Once you come home, strip down to check to make sure you don't have any bites and then take a quick shower to ensure any tick that was loosely attached gets washed away.
If you do get bitten by a tick, use tweezers to pull the insect straight out. If it's burrowed too deep into the skin, doctors can help remove it.
She says to monitor the bite in the week after. If it swells beyond about five centimetres or you feel sick with a fever, fatigue or aches, it's time to see your doctor.
Ticks and Lyme disease
The fear with ticks is they can carry the bacteria that causes Lyme disease.
But Galanis says only one of approximately 200 ticks in B.C. are disease-carriers so the risk is low.
Furthermore, B.C. is not considered a high infestation area unlike the increasingly concerning numbers on the East Coast of North America, which Galanis attributes to climate change.
If you have been bitten by an infected tick, the Mayo Clinic says the longer it remains attached to your skin, the greater the risk of getting the disease. Lyme infection is unlikely if the tick is attached for less than 36 to 48 hours. Treatment is more effective if begun early.

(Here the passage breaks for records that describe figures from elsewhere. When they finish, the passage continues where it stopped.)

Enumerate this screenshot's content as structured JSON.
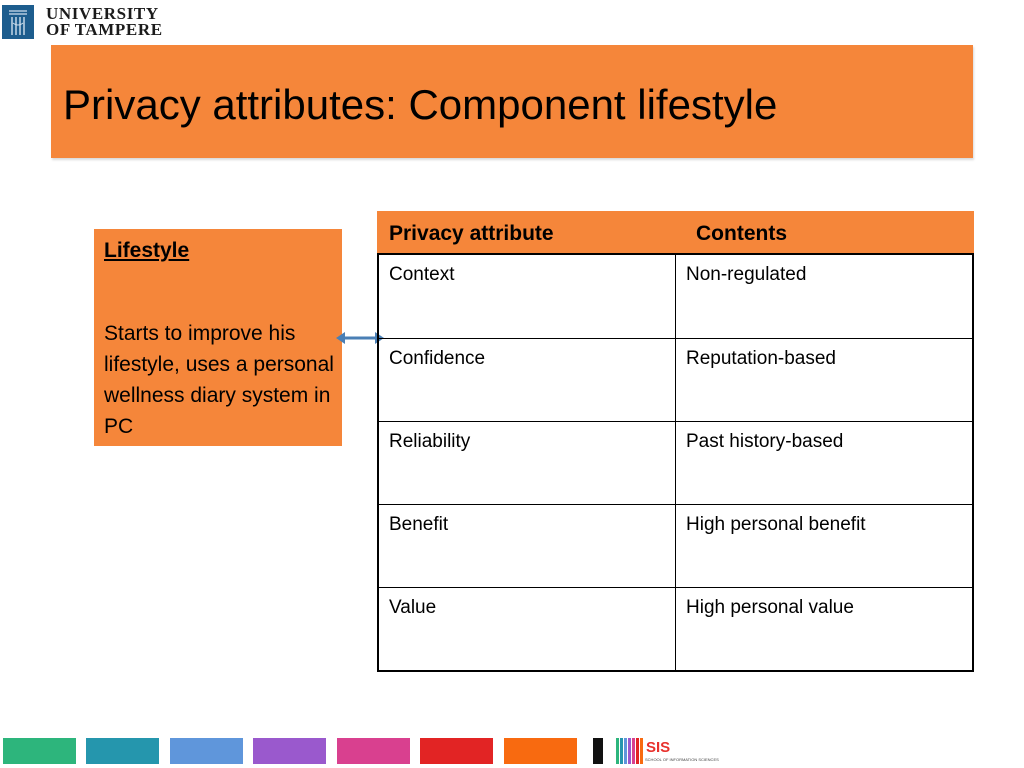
{
  "logo": {
    "line1": "UNIVERSITY",
    "line2": "OF TAMPERE",
    "brand_color": "#1d5d8e"
  },
  "title": "Privacy attributes: Component lifestyle",
  "lifestyle": {
    "heading": "Lifestyle",
    "body": "Starts to improve his lifestyle, uses a personal wellness diary system in PC"
  },
  "table": {
    "headers": [
      "Privacy attribute",
      "Contents"
    ],
    "rows": [
      [
        "Context",
        "Non-regulated"
      ],
      [
        "Confidence",
        "Reputation-based"
      ],
      [
        "Reliability",
        "Past history-based"
      ],
      [
        "Benefit",
        "High personal benefit"
      ],
      [
        "Value",
        "High personal value"
      ]
    ]
  },
  "footer": {
    "stripe_colors": [
      "#2db57c",
      "#2596ad",
      "#5f96db",
      "#9a59cd",
      "#d9408f",
      "#e22424",
      "#f86a10",
      "#111111"
    ],
    "sis_label": "SIS",
    "sis_sub": "SCHOOL OF INFORMATION SCIENCES"
  },
  "colors": {
    "accent": "#f5863a",
    "arrow": "#4a7fb5"
  }
}
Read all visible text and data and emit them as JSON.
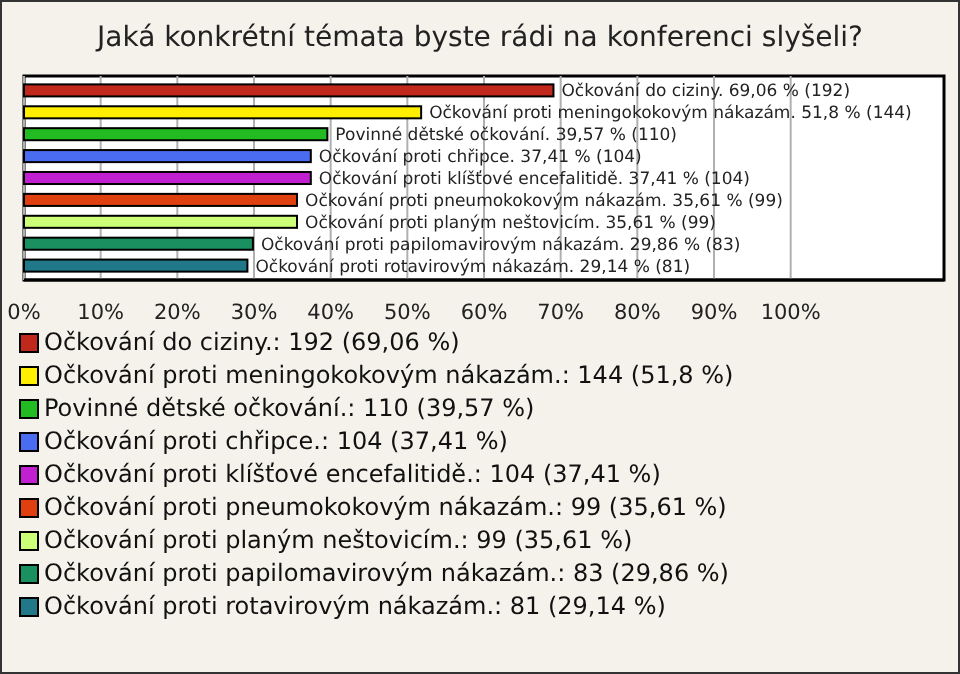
{
  "chart_data": {
    "type": "bar",
    "orientation": "horizontal",
    "stacked": true,
    "title": "Jaká konkrétní témata byste rádi na konferenci slyšeli?",
    "categories": [
      null,
      null,
      null,
      null,
      null,
      null,
      null,
      null,
      null
    ],
    "series": [
      {
        "name": "Očkování do ciziny.: 192 (69,06 %)",
        "color": "#c0281c",
        "values": [
          69.06,
          null,
          null,
          null,
          null,
          null,
          null,
          null,
          null
        ],
        "value_labels": [
          "Očkování do ciziny. 69,06 % (192)",
          null,
          null,
          null,
          null,
          null,
          null,
          null,
          null
        ]
      },
      {
        "name": "Očkování proti meningokokovým nákazám.: 144 (51,8 %)",
        "color": "#ffee00",
        "values": [
          null,
          51.8,
          null,
          null,
          null,
          null,
          null,
          null,
          null
        ],
        "value_labels": [
          null,
          "Očkování proti meningokokovým nákazám. 51,8 % (144)",
          null,
          null,
          null,
          null,
          null,
          null,
          null
        ]
      },
      {
        "name": "Povinné dětské očkování.: 110 (39,57 %)",
        "color": "#22bb22",
        "values": [
          null,
          null,
          39.57,
          null,
          null,
          null,
          null,
          null,
          null
        ],
        "value_labels": [
          null,
          null,
          "Povinné dětské očkování. 39,57 % (110)",
          null,
          null,
          null,
          null,
          null,
          null
        ]
      },
      {
        "name": "Očkování proti chřipce.: 104 (37,41 %)",
        "color": "#4a6cf0",
        "values": [
          null,
          null,
          null,
          37.41,
          null,
          null,
          null,
          null,
          null
        ],
        "value_labels": [
          null,
          null,
          null,
          "Očkování proti chřipce. 37,41 % (104)",
          null,
          null,
          null,
          null,
          null
        ]
      },
      {
        "name": "Očkování proti klíšťové encefalitidě.: 104 (37,41 %)",
        "color": "#c020d0",
        "values": [
          null,
          null,
          null,
          null,
          37.41,
          null,
          null,
          null,
          null
        ],
        "value_labels": [
          null,
          null,
          null,
          null,
          "Očkování proti klíšťové encefalitidě. 37,41 % (104)",
          null,
          null,
          null,
          null
        ]
      },
      {
        "name": "Očkování proti pneumokokovým nákazám.: 99 (35,61 %)",
        "color": "#e04010",
        "values": [
          null,
          null,
          null,
          null,
          null,
          35.61,
          null,
          null,
          null
        ],
        "value_labels": [
          null,
          null,
          null,
          null,
          null,
          "Očkování proti pneumokokovým nákazám. 35,61 % (99)",
          null,
          null,
          null
        ]
      },
      {
        "name": "Očkování proti planým neštovicím.: 99 (35,61 %)",
        "color": "#ccff77",
        "values": [
          null,
          null,
          null,
          null,
          null,
          null,
          35.61,
          null,
          null
        ],
        "value_labels": [
          null,
          null,
          null,
          null,
          null,
          null,
          "Očkování proti planým neštovicím. 35,61 % (99)",
          null,
          null
        ]
      },
      {
        "name": "Očkování proti papilomavirovým nákazám.: 83 (29,86 %)",
        "color": "#1a9060",
        "values": [
          null,
          null,
          null,
          null,
          null,
          null,
          null,
          29.86,
          null
        ],
        "value_labels": [
          null,
          null,
          null,
          null,
          null,
          null,
          null,
          "Očkování proti papilomavirovým nákazám. 29,86 % (83)",
          null
        ]
      },
      {
        "name": "Očkování proti rotavirovým nákazám.: 81 (29,14 %)",
        "color": "#207888",
        "values": [
          null,
          null,
          null,
          null,
          null,
          null,
          null,
          null,
          29.14
        ],
        "value_labels": [
          null,
          null,
          null,
          null,
          null,
          null,
          null,
          null,
          "Očkování proti rotavirovým nákazám. 29,14 % (81)"
        ]
      }
    ],
    "xlim": [
      0,
      120
    ],
    "xticks": [
      {
        "value": 0,
        "label": "0%"
      },
      {
        "value": 10,
        "label": "10%"
      },
      {
        "value": 20,
        "label": "20%"
      },
      {
        "value": 30,
        "label": "30%"
      },
      {
        "value": 40,
        "label": "40%"
      },
      {
        "value": 50,
        "label": "50%"
      },
      {
        "value": 60,
        "label": "60%"
      },
      {
        "value": 70,
        "label": "70%"
      },
      {
        "value": 80,
        "label": "80%"
      },
      {
        "value": 90,
        "label": "90%"
      },
      {
        "value": 100,
        "label": "100%"
      }
    ],
    "grid": "x",
    "legend": "bottom",
    "tick_labels": "x"
  }
}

Symptoms include a large rash up to 30 centimetres across. Fevers, chills, fatigue, body aches, headache, neck stiffness and swollen lymph nodes can accompany the rash.
Kelen says he's not sure how he was exposed to the small insect but he is a dog owner.
Galanis says pets are more likely to be bitten because they tend to go off-trails and into low bushes where ticks more likely reside.
If Kelen touched his dog with exposed skin after a tick loosely attached to the animal, the bug may have bitten him then.